City of London's grisly decapitated skull mystery solved using state-of-the-art forensic techniques
Archaeologists are thrilled at the blood-thirsty findings
Nick Clark is the arts correspondent of The Independent. He joined the newspaper in June 2007, initially reporting on the stock markets. He has covered beats including the City, and technology, media and telecoms and made the switch to arts in December 2011. He has also contributed articles to the sports section.
Tuesday 14 January 2014
Just over a quarter of a century ago, 39 skulls and a single leg bone were discovered at the London Wall, right in the heart of the City. With state-of-the-art forensic techniques, the mystery of the heads may have been solved – and the blood-thirsty findings have thrilled archaeologists.
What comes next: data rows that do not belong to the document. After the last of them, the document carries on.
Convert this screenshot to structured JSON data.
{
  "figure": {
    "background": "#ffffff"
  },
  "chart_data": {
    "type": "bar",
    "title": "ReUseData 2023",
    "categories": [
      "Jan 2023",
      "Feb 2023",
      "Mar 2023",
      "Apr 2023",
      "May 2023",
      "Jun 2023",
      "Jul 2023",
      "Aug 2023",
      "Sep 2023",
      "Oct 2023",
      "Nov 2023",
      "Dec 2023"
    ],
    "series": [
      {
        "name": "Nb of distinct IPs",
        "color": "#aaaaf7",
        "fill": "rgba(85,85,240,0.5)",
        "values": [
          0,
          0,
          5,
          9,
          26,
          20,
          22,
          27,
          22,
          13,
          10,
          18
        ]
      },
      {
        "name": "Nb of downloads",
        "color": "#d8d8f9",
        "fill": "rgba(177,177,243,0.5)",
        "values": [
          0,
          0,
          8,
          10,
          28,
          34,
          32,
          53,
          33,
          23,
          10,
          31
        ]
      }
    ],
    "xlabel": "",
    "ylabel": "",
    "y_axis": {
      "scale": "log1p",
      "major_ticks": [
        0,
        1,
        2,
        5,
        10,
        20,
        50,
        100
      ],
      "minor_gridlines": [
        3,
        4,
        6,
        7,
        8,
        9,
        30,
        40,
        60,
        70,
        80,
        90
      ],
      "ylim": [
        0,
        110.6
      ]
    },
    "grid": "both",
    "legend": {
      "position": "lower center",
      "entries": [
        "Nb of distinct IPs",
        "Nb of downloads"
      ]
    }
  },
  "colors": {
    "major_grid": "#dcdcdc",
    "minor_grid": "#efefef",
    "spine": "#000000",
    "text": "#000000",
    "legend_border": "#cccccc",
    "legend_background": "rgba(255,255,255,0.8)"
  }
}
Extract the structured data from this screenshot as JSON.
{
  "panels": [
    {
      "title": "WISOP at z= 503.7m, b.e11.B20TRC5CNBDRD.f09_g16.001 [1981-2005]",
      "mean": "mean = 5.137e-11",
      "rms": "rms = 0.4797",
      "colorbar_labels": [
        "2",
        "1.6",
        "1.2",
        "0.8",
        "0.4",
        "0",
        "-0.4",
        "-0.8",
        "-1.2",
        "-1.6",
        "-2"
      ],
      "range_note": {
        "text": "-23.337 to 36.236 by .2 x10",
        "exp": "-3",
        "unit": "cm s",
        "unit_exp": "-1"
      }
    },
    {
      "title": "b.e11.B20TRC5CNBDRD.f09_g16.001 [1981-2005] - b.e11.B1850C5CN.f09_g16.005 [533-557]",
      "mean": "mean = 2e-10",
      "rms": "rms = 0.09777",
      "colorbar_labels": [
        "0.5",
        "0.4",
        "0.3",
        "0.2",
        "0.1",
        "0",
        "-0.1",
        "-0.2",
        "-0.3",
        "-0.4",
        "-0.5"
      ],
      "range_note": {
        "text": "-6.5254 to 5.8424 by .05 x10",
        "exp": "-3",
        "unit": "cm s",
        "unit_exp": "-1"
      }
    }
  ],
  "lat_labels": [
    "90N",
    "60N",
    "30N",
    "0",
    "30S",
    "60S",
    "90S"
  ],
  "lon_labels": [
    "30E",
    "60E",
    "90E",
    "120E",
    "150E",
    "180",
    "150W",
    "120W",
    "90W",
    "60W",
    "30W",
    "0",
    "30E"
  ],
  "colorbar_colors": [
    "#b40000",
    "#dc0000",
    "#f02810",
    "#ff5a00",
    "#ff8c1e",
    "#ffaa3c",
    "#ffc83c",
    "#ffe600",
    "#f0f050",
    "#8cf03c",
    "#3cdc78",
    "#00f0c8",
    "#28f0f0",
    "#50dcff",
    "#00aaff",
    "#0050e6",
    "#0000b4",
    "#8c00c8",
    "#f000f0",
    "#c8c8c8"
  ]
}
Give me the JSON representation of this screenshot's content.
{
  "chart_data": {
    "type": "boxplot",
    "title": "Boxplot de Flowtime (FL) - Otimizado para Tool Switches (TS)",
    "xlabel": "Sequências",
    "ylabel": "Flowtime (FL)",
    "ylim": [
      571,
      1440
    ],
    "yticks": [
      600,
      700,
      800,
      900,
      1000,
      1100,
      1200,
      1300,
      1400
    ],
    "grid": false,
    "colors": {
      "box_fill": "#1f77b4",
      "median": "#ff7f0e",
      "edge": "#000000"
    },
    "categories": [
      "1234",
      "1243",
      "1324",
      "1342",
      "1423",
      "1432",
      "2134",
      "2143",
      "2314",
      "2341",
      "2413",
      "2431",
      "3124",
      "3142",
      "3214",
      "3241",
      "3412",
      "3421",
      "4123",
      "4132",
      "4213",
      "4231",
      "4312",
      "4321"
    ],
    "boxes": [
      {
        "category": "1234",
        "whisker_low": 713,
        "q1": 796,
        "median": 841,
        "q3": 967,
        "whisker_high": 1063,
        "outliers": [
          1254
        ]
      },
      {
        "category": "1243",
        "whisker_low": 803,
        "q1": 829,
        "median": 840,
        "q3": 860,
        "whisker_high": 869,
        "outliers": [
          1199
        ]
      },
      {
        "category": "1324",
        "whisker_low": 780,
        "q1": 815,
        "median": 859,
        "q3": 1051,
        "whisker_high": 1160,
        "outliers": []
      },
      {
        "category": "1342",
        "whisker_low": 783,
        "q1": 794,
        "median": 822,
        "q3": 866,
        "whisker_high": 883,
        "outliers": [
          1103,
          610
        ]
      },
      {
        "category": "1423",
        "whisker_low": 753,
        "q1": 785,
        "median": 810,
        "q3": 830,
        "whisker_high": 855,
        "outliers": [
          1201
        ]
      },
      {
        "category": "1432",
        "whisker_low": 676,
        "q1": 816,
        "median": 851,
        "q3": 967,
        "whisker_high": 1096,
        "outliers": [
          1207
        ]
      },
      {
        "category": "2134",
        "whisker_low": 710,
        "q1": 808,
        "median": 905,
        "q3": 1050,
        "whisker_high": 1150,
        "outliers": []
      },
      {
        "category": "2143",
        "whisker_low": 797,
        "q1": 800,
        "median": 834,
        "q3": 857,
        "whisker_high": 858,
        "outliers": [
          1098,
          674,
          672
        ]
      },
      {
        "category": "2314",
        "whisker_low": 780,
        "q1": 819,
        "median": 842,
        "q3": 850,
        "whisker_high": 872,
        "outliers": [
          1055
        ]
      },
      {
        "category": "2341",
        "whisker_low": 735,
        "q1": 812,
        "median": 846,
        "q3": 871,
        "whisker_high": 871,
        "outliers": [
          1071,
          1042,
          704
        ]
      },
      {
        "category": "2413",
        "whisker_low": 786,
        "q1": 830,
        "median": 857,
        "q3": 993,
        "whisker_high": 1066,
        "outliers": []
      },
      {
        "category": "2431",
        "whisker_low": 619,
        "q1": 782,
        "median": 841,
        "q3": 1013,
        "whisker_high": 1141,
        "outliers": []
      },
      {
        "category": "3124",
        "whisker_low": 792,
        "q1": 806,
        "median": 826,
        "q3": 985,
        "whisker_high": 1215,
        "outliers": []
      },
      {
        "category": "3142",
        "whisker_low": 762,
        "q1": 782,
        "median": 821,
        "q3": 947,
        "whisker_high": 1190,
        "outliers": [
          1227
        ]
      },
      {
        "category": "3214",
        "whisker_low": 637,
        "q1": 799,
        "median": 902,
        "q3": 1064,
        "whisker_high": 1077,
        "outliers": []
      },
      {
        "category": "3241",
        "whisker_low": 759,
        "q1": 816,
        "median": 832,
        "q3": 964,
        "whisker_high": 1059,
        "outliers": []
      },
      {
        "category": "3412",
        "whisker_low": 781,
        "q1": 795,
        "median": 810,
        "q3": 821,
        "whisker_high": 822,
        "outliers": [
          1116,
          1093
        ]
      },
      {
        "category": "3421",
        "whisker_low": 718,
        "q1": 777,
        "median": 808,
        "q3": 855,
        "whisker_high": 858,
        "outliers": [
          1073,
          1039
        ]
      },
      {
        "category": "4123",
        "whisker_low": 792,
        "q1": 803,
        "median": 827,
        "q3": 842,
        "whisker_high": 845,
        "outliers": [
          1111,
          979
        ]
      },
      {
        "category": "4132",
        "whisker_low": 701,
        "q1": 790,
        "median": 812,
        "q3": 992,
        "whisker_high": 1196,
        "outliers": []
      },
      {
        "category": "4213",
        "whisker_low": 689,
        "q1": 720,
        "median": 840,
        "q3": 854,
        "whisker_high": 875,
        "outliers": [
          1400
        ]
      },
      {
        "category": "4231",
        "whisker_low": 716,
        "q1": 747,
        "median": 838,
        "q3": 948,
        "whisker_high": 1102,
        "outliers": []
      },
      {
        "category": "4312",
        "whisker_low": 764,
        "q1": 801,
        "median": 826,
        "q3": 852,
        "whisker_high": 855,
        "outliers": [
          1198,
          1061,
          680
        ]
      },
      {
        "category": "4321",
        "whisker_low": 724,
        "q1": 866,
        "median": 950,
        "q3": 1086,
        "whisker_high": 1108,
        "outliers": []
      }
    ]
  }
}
The skulls are believed to have been the victims of Roman soldiers’ practice of “headhunting” – removing the body from the head of enemies as trophies – or even gladiatorial combat, the first discovered in the capital.
“This discovery is hugely exciting,” said Rebecca Redfern, from the Centre for Human Bioarchaeology at the Museum of London. “These remains are completely different from everything else we’ve ever found in Roman London. The levels of violence and the types of violence are very different to what we’ve seen.”
When discovered, the archaeologists thought the skulls may have originated from human remains washed out of burial sites by the Walbrook, one of the area’s lost rivers. Dr Redfern said: “Techniques have moved on in the past 30 years, so we often go back to our collection to establish new information.”
These techniques revealed the skulls had almost certainly all been victims of violence and some of the heads had clearly been decapitated. One in the group has even had part of its jawbone sliced off. “The level of violence here exceeds the level needed to kill someone,” Dr Redfern added.
The whereabouts of the rest of the bodies is unknown, and archaeologists said they will next attempt to track where the skulls came from.
The full findings will be published this week in the Journal of Archaeological Science. Dr Redfern said: “It’s utterly, utterly amazing. We don’t have evidence for this type of thing in Roman London.”
The heads, which have been in storage at the Museum of London, are dated to between 120 AD and 160AD. They are believed to have been thrown into an open pit, close to where work and commerce was going on in the city. There is even evidence that a dog gnawed one of the heads.
The Roman practice of headhunting was documented elsewhere around Britain, often in the north of England near the borders of Scotland. Roman soldiers’ tombstones were carved with images of legionaries holding up barbarian heads. Such images are also carved into Trajan’s Column.
Experts believe some of the heads were those of Scottish barbarians. Dr Redfern said: “They could have been brought to London, killed and had their heads put on display.”
Another theory to explain the levels of violence inflicted on the skulls was gladiatorial battles, Dr Redfern said, although she stressed that the findings were not definitive.
“It was predominantly cranial material of men from 26 to 35 years old and they had sustained massive amounts of trauma,” she said.
Some of the skulls had evidence of healed wounds, suggesting violence was a common feature of their lives. While it is likely that gladiators fought in London, no evidence thus far been found.